Ceramics by Chotsani Elaine Dean on Display at Augustana’s Eide/Dalrymple Gallery

February 20, 2025
Dean Exhibition

The Eide/Dalrymple Gallery at Augustana University opens “Comptoir de Commerce: Luminal — Ceramics by Chotsani Elaine Dean,” which will be on view through Thursday, March 6. The Augustana University Department of Art will host Dean on Wednesday, March 5, and Thursday, March 6, where she will be meeting with a range of classes. A closing gallery reception will take place from 7-9 p.m. on March 6, with Dean’s artist talk at 7:30 p.m.

Dean

Using earthenware, stoneware, slip-cast porcelain and porcelain paper clay, Dean transforms everyday decorative forms in order to connect her viewers to wider narratives that reveal both personal and global histories of the United States. The works often include writing, including names, dates, as well as longitude and latitude coordinates. Dean also gives each work an evocative title, offering wider meanings rooted in history.

“Every object is not quite what it seems and much more than what it seems in this exhibition,” noted Director of the Eide/Dalrymple Gallery Dr. Lindsay Twa. “Each object often speaks to other domestic crafting traditions and materials, such as stoneware tiles that mimic the textile strips of a pieced-strip sampler quilt. A ceramic artform in dialogue with a quilting tradition tied to the history of cotton, southern plantations and the artist’s own ancestry. This complex invoking of multiple materials and craft traditions is the visual means for engaging with the entanglements of history. This exhibition demands that viewers slow down, look closely and, as needed, look up the names and words that appear within the works and in the titles. Such efforts reward the viewer as history slowly unfolds through the contemporary works of Chotsani Elaine Dean.”

“Memory Spoon: in a Hardenbergh kitchen cellar, a garden grew inside her spirit"

For example, “Memory Spoon,” hangs from a nail on the wall. Created of porcelain paper clay, the large cooking utensil is glazed to look like brass. The words “kitchen cook” are inscribed on the handle. The bowl of the spoon angles off axis. Flowers and seeds (grown in the artist’s garden) can be seen embedded in resin within the spoon’s bowl. Delicate and elaborate ribbons seem tied onto the spoon’s handle until a closer look reveals that these forms, too, are porcelain paper clay.

The work’s full title, “Memory Spoon: in a Hardenbergh kitchen cellar, a garden grew inside her spirit,” guides us. In her artist statement, Dean notes how her visual research evolved to include her hometown, Hartford, Connecticut, its Dutch culture and the life of Sojourner Truth.

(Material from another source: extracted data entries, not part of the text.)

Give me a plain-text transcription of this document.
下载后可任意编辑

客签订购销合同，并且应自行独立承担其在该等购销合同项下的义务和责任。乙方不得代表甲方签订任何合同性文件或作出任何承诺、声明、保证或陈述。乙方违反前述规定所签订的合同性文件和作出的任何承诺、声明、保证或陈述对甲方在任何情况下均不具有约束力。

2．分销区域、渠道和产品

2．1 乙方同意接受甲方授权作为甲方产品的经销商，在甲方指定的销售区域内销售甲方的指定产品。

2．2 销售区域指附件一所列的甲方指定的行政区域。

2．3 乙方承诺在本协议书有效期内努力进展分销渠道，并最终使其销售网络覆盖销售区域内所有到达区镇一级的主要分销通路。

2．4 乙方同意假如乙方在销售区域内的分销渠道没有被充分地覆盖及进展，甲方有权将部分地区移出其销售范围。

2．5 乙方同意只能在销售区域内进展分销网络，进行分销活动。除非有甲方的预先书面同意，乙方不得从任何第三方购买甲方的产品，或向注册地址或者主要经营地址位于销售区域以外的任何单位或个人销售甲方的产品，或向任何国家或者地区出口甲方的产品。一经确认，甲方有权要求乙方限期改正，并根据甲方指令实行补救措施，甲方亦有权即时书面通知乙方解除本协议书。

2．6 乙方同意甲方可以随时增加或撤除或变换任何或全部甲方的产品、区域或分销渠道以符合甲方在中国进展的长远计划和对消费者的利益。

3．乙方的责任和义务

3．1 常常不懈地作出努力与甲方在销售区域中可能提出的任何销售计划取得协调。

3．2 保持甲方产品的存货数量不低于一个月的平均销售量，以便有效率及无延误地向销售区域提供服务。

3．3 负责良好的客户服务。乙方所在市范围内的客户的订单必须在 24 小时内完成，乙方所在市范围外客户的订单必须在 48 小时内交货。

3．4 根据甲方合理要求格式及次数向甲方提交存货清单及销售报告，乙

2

Hardenbergh is the family that owned Isabelle Baumfree, the remarkable woman who would escape to freedom and rename herself Sojourner Truth.

“The complex, layered realities of my communal ancestry's history and visual archives set forth the foundations of creative purpose in my studio practice and research. A significant part of my work is rooted in (ceramic) quilts...” said Dean as a part of her artist statement. “Adaptation, resourcefulness, survival and triumph are what I appreciate when I consider the fullness of these quilts, their makers, and the history from which they emerge and have moved through time. My work centers the realities of those who sewed and stitched to encompass all those who stitched and sewed a resolute history and legacy gifted freedom, personhood and rich visual language to our world.”

Dean is an artist and the assistant professor of ceramics at the University of Minnesota. She earned a Bachelor of Fine Arts (BFA) in ceramics from Hartford Art School and a Master of Fine Arts (MFA) from Sam Fox School of Art at Washington University in St. Louis. “mijn bushel”Dean is coauthor of the book, Contemporary Black American Ceramic Artists (Schiffer Publishing). She has been the recipient of the McKnight Artist Fellowship Award for ceramics, a Fulbright Scholar Teaching and Research grant and Connecticut Arts Grant. She was the inaugural MJ DO Good resident at Red Lodge Clay Center in Montana, and has also held the John Michael Kohler Artist Residency. She has lectured and exhibited widely in solo and group exhibitions. In addition, Dean has served as the studio manager at Wesleyan Potters in Middletown, Connecticut, and has taught at several institutions, including Banaras Hindu University in Varanasi, India, the University of Connecticut, Connecticut College and Hartford Art School.

About the Eide/Dalrymple Gallery

As a part of Augustana University, the mission of the Eide/Dalrymple Gallery is to contribute to the educational and cultural vitality of the university, surrounding community and state of South Dakota. The Eide/Dalrymple Gallery inspires the artists of today and tomorrow, and serves as a resource for teaching and promoting life-long learning through its permanent collection and temporary exhibition program with accompanying artist visits, gallery talks and educational materials.

The Eide/Dalrymple Gallery is named after Palmer Eide and Ogden Dalrymple, pioneering Augustana professors emeriti of art. Many of their collaborative works are spread throughout the campus.

The Eide/Dalrymple Gallery is located at 30th Street and Grange Avenue, in the Center for Visual Arts at Augustana. The gallery is open to the public and free of charge. Gallery hours are Monday through Friday, from 10 a.m. - 5 p.m., and Saturdays, from 1-4 p.m.